Temple Rome Tracy Huang


When I decided to go to Rome, I thought I would be eating long dinners, drinking wine every night, and casually seeing works by Michelangelo, Caravaggio, and Raphael.  Who knew I would also be trying my hand at modeling?  Tessa (from this post) is working on doing more commercial photography to build her portfolio, and so asked me to be in her images.  Her selection rose more out of a thing of convenience than anything else since it was midterm week after all, but I think the images turned out rather nice!  The photos were taken at the Cipro metro stop (a 5 minute walk from the residence), and we happened to stumble upon a dance crew that was nice enough to take time out of their rehearsal to be in our photo-shoot!

Tessa Marie Smucker
Tessa Marie Smucker
Tessa Marie Smucker

For more of Tessa’s work, click here.  Visit, she’s great!

After this experience and the work I have been doing in my digital imaging class, I realize so much more now how much thought and effort photographers put into each image!  It’s not as simple as a click of a button! For instance, I am so used to being behind the camera that this reversal felt very awkward for me.  Tessa, being the amazing photographer that she is, was energetic, vivacious, and dynamic as she coached me into each pose.  Furthermore, take a look at this photo by Chien-Chi Chang.

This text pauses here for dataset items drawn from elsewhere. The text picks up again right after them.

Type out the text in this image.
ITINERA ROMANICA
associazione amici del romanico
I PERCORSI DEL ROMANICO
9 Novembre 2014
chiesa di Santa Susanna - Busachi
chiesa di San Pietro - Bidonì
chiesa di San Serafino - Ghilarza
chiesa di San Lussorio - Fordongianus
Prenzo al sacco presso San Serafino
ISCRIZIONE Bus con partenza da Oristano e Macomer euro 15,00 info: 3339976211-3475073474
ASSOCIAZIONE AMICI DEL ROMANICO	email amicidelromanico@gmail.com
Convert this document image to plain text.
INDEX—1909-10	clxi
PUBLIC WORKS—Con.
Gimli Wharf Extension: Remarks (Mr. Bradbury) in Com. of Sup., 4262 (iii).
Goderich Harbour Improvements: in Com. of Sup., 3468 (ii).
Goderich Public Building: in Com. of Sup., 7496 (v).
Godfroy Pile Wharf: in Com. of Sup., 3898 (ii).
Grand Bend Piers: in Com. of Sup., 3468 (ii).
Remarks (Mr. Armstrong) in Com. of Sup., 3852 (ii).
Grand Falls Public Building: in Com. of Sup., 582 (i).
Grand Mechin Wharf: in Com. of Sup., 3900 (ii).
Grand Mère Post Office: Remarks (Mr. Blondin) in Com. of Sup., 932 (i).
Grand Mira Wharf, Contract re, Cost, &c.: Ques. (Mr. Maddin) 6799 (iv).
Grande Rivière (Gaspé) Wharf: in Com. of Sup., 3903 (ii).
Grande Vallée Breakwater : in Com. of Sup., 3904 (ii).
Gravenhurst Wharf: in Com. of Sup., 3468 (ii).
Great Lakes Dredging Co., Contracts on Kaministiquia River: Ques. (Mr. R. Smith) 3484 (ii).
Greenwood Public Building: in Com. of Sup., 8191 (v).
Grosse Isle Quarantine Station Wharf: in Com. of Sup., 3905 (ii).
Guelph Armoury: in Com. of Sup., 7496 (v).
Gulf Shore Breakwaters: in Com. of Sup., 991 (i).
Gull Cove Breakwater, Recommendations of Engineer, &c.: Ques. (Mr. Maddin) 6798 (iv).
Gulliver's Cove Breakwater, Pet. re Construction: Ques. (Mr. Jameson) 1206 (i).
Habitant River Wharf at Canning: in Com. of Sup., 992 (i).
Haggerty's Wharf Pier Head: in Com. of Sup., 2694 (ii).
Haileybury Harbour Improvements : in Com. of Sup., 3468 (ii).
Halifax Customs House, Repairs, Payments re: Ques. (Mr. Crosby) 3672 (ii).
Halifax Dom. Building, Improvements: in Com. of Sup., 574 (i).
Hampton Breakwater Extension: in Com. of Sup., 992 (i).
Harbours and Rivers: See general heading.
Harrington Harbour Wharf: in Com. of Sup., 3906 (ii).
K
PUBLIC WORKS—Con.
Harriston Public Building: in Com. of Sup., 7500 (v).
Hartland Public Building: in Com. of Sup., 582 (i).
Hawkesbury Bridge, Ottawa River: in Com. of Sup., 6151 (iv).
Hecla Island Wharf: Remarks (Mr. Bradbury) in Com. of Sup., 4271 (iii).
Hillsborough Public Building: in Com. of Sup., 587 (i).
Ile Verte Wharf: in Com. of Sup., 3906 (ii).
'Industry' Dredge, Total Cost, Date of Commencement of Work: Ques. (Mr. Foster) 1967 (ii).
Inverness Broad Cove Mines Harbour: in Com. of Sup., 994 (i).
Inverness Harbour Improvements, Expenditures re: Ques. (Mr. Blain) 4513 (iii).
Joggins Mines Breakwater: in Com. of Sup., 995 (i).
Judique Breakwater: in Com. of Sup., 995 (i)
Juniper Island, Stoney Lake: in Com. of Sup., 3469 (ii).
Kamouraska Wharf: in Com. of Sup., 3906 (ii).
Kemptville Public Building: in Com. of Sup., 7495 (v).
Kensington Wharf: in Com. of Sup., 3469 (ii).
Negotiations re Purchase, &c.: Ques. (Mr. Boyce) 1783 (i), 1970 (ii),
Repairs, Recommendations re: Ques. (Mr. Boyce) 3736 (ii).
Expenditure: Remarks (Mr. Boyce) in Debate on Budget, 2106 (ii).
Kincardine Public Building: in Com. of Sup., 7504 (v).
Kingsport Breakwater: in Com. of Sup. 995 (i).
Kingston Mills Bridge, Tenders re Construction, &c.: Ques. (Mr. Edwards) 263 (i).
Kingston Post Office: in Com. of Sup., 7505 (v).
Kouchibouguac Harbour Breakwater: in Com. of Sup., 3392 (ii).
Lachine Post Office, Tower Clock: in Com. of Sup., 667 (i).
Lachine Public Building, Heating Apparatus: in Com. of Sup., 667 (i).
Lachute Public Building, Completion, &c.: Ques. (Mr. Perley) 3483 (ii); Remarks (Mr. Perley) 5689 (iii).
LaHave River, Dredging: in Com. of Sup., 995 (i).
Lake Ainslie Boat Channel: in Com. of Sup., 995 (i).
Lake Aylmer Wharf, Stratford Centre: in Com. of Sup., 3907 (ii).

It’s pretty cool.  But, only a true critic would recognize all the details, and my digital imaging class has pushed me to those limits.  Furthermore, being a Chinese-American myself, the work of other Asian photographers holds much personal interest.  As I scanned the list of names under “Magnum Photos,” which publish Chang’s images, his was the only oriental one.  Because of the competitive academic climate in China, many Chinese people do not have the opportunity to explore the arts, and so, Chang’s breakthrough in the world of photographer as an Asian man inspires and eliminates stereotypes about the “typical” East Asian person.  In the above photograph, Chang displays dexterity in the use of scale, as the pedestrian suspension bridge appears monumental in relation to the two small children featured in the frame.  He plays with depth of field as the lines made by the edges of the bridge lead towards a single, disappearing point.  Furthermore, the white gate in the background appears in stark contrast to the dark muted tones of the foreground; yet, the foreground is in focus, while the giant, white block of space in the background is fuzzy.  In this decisive moment, Chang takes a provocative image of a little girl crying and running; however, not, it seems, from the boy with the scary mask for he in front of her.  As a child, her instinct would be to run away from what is scaring her and towards safety, but in this photograph, it is obviously not the boy with the mask who is responsible for her distress.  This observation suggests a disturbing reality.

This fall break, I am off to Lisbon, Madrid, Barcelona, and Nice!